The other challenge that I've run into, especially with shifted variants where the pattern repeats, is trying to determine the correct start state. In some cases, there are other variants to the pattern that indicate where the start could be -- i.e. the first system call that is common to all variants is probably the starting point -- but this extra information will not always be available.

End result: I've got an algorithm that seems to work as expected on the first couple of examples I've looked at. It'll need more testing on a wider variety of cases and there are still some outstanding situations that I know are not dealt with as well as I would like, e.g. loops that contain multiple distinct system calls.

Changed direction a bit to help Harris and Alan with an experiment they are running that tries to map application log items with system call patterns. Again using my suffix tree code, I am pulling out common system call patterns and reporting the pids and start times of all instances where those patterns appear in the system call logs. Alan will then see how well those correlate with the entries in the application logs.

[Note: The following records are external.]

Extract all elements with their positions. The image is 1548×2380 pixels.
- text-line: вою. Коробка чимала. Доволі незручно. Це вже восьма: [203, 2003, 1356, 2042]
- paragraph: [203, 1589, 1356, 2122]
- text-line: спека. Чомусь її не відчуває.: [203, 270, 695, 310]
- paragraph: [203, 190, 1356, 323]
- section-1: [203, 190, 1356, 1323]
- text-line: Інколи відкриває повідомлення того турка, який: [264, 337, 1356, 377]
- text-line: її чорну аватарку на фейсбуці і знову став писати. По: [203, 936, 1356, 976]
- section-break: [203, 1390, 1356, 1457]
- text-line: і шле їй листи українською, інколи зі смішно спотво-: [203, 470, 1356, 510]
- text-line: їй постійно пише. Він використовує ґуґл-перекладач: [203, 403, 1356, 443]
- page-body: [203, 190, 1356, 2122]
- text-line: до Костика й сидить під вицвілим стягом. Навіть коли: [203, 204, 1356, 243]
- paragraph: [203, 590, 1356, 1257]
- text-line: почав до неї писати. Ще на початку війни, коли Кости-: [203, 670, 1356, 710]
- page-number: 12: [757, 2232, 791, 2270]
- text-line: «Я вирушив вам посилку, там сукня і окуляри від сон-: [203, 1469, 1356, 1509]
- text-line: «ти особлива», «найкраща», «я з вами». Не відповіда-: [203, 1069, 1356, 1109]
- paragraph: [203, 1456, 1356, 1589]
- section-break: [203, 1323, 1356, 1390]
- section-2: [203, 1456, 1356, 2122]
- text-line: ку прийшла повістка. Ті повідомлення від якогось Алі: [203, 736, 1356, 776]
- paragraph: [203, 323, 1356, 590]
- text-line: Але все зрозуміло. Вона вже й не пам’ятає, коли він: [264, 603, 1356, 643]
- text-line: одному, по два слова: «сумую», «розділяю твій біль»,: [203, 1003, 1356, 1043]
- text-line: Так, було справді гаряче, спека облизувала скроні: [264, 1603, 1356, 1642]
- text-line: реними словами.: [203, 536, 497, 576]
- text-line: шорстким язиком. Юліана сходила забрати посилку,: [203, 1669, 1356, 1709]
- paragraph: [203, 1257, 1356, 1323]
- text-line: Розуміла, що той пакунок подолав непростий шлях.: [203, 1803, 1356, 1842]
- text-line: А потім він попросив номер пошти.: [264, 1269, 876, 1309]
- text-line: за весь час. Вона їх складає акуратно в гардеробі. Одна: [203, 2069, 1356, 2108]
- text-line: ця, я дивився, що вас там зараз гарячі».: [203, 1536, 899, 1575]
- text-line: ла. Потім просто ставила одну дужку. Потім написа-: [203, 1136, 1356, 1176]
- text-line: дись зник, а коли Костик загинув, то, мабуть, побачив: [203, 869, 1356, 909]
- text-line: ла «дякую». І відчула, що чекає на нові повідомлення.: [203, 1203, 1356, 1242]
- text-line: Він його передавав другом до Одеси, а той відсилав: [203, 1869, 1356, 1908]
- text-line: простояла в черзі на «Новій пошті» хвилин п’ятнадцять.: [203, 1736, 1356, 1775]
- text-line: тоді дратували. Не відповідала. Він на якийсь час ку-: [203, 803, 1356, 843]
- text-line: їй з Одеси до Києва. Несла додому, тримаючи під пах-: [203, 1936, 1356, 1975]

Spent some time reading over Dimeji's paper and offering feedback.

17

Oct

2016

Added a new collection to NNTSC for storing traceroute path lengths. This allows me to store the path lengths in Influx (for fast matrix aggregation), while keeping the full traceroute data in postgres. Updated ampy and amp-web to use the new collection, so we now have better matrix performance for all data types. NNTSC memory usage still seems to be fairly stable, which is good news.

Made a few final tweaks to my NNTSC paper before submitting on Friday.

Started looking into how I can use the common sequences extracted by my suffix tree code to recognise syscall patterns that can be turned into FSMs. The interesting challenge is identifying and combining variants of the same syscall pattern -- this is still a work in progress but early signs are promising (at least for the one example I've got so far!).